Quantum phase transitions in attractive extended Bose-Hubbard Model with three-body constraint

TL;DR

This paper investigates how nearest-neighbor repulsion influences the phase diagram of an attractive Bose-Hubbard model with three-body constraints, revealing new phases and transition behaviors relevant for ultracold gases.

Contribution

It introduces the effects of repulsion on phase transitions and stability of dimer superfluid phases in an extended Bose-Hubbard model with three-body constraints.

Findings

Dimer checkerboard solid state appears at unit filling.

First-order transitions can become continuous with increased repulsion.

Dimer superfluid stability is enhanced by tuning repulsion.

Abstract

The effect of nearest-neighbor repulsion on the ground-state phase diagrams of three-body constrained attractive Bose lattice gases is explored numerically. When the repulsion is turned on, in addition to the uniform Mott insulating state and two superfluid phases (the atomic and the dimer superfluids), a dimer checkerboard solid state appears at unit filling, where boson pairs form a solid with checkerboard structure.
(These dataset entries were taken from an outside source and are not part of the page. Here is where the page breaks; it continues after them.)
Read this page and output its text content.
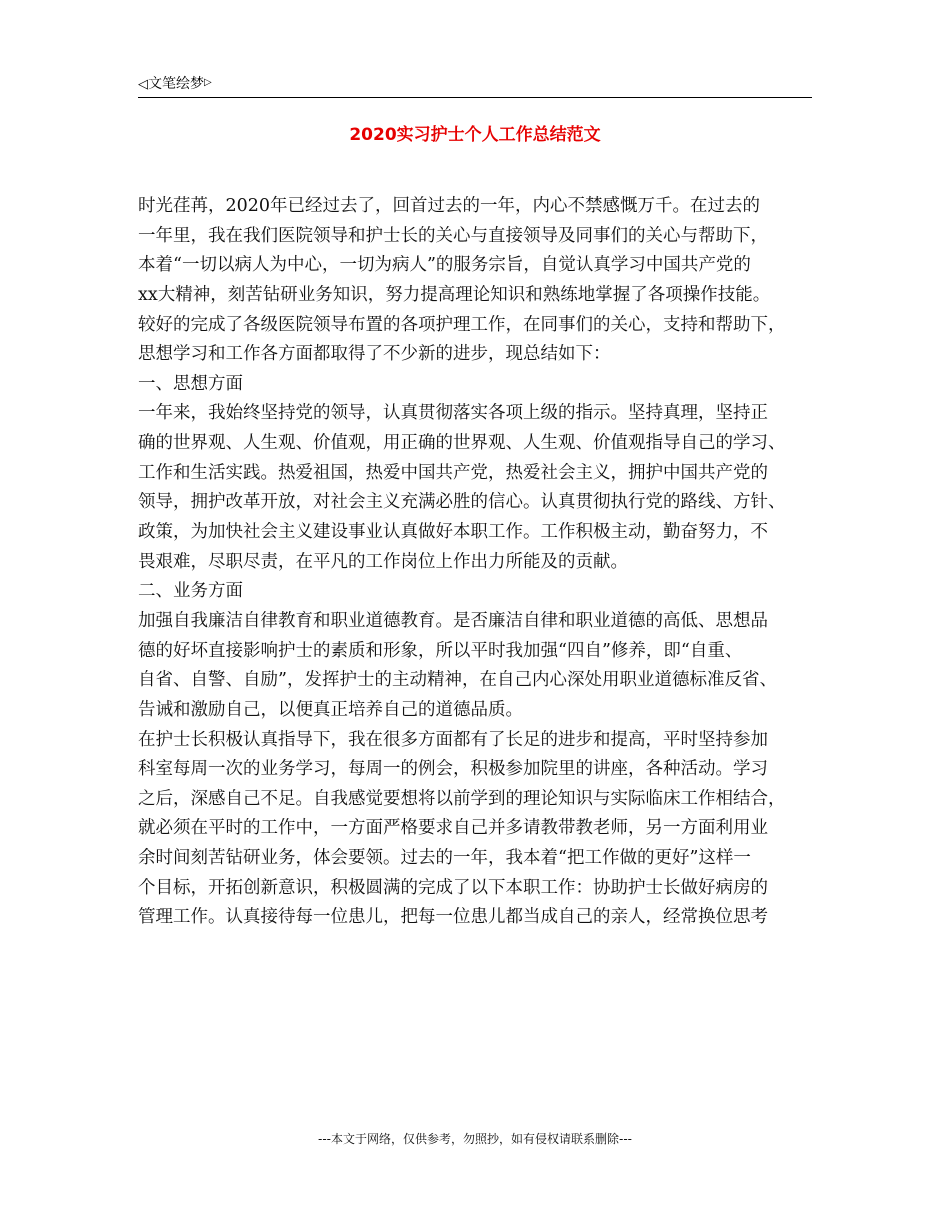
◁文笔绘梦▷
2020实习护士个人工作总结范文
时光荏苒，2020年已经过去了，回首过去的一年，内心不禁感慨万千。在过去的
一年里，我在我们医院领导和护士长的关心与直接领导及同事们的关心与帮助下，
本着“一切以病人为中心，一切为病人”的服务宗旨，自觉认真学习中国共产党的
xx大精神，刻苦钻研业务知识，努力提高理论知识和熟练地掌握了各项操作技能。
较好的完成了各级医院领导布置的各项护理工作，在同事们的关心，支持和帮助下，
思想学习和工作各方面都取得了不少新的进步，现总结如下：
一、思想方面
一年来，我始终坚持党的领导，认真贯彻落实各项上级的指示。坚持真理，坚持正
确的世界观、人生观、价值观，用正确的世界观、人生观、价值观指导自己的学习、
工作和生活实践。热爱祖国，热爱中国共产党，热爱社会主义，拥护中国共产党的
领导，拥护改革开放，对社会主义充满必胜的信心。认真贯彻执行党的路线、方针、
政策，为加快社会主义建设事业认真做好本职工作。工作积极主动，勤奋努力，不
畏艰难，尽职尽责，在平凡的工作岗位上作出力所能及的贡献。
二、业务方面
加强自我廉洁自律教育和职业道德教育。是否廉洁自律和职业道德的高低、思想品
德的好坏直接影响护士的素质和形象，所以平时我加强“四自”修养，即“自重、
自省、自警、自励”，发挥护士的主动精神，在自己内心深处用职业道德标准反省、
告诫和激励自己，以便真正培养自己的道德品质。
在护士长积极认真指导下，我在很多方面都有了长足的进步和提高，平时坚持参加
科室每周一次的业务学习，每周一的例会，积极参加院里的讲座，各种活动。学习
之后，深感自己不足。自我感觉要想将以前学到的理论知识与实际临床工作相结合，
就必须在平时的工作中，一方面严格要求自己并多请教带教老师，另一方面利用业
余时间刻苦钻研业务，体会要领。过去的一年，我本着“把工作做的更好”这样一
个目标，开拓创新意识，积极圆满的完成了以下本职工作：协助护士长做好病房的
管理工作。认真接待每一位患儿，把每一位患儿都当成自己的亲人，经常换位思考
---本文于网络，仅供参考，勿照抄，如有侵权请联系删除---
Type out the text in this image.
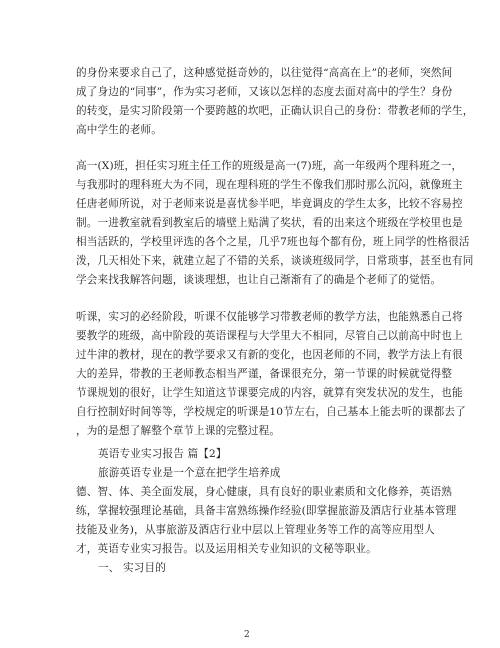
的身份来要求自己了，这种感觉挺奇妙的，以往觉得“高高在上”的老师，突然间
成了身边的“同事”，作为实习老师，又该以怎样的态度去面对高中的学生？身份
的转变，是实习阶段第一个要跨越的坎吧，正确认识自己的身份：带教老师的学生，
高中学生的老师。
高一(X)班，担任实习班主任工作的班级是高一(7)班，高一年级两个理科班之一，
与我那时的理科班大为不同，现在理科班的学生不像我们那时那么沉闷，就像班主
任唐老师所说，对于老师来说是喜忧参半吧，毕竟调皮的学生太多，比较不容易控
制。一进教室就看到教室后的墙壁上贴满了奖状，看的出来这个班级在学校里也是
相当活跃的，学校里评选的各个之星，几乎7班也每个都有份，班上同学的性格很活
泼，几天相处下来，就建立起了不错的关系，谈谈班级同学，日常琐事，甚至也有同
学会来找我解答问题，谈谈理想，也让自己渐渐有了的确是个老师了的觉悟。
听课，实习的必经阶段，听课不仅能够学习带教老师的教学方法，也能熟悉自己将
要教学的班级，高中阶段的英语课程与大学里大不相同，尽管自己以前高中时也上
过牛津的教材，现在的教学要求又有新的变化，也因老师的不同，教学方法上有很
大的差异，带教的王老师教态相当严谨，备课很充分，第一节课的时候就觉得整
节课规划的很好，让学生知道这节课要完成的内容，就算有突发状况的发生，也能
自行控制好时间等等，学校规定的听课是10节左右，自己基本上能去听的课都去了
，为的是想了解整个章节上课的完整过程。
英语专业实习报告 篇【2】
旅游英语专业是一个意在把学生培养成
德、智、体、美全面发展，身心健康，具有良好的职业素质和文化修养，英语熟
练，掌握较强理论基础，具备丰富熟练操作经验(即掌握旅游及酒店行业基本管理
技能及业务)，从事旅游及酒店行业中层以上管理业务等工作的高等应用型人
才，英语专业实习报告。以及运用相关专业知识的文秘等职业。
一、 实习目的
2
We find also that the first-order transitions between the uniform Mott insulating state and the atomic superfluid state can be turned into the continuous ones as the repulsion is increased. Moreover, the stability regions of the dimer superfluid phase can be extended to modest values of the hopping parameter by tuning the strength of the repulsion. Our conclusions hence shed light on the search of the dimer superfluid phase in real ultracold Bose gases in optical lattices.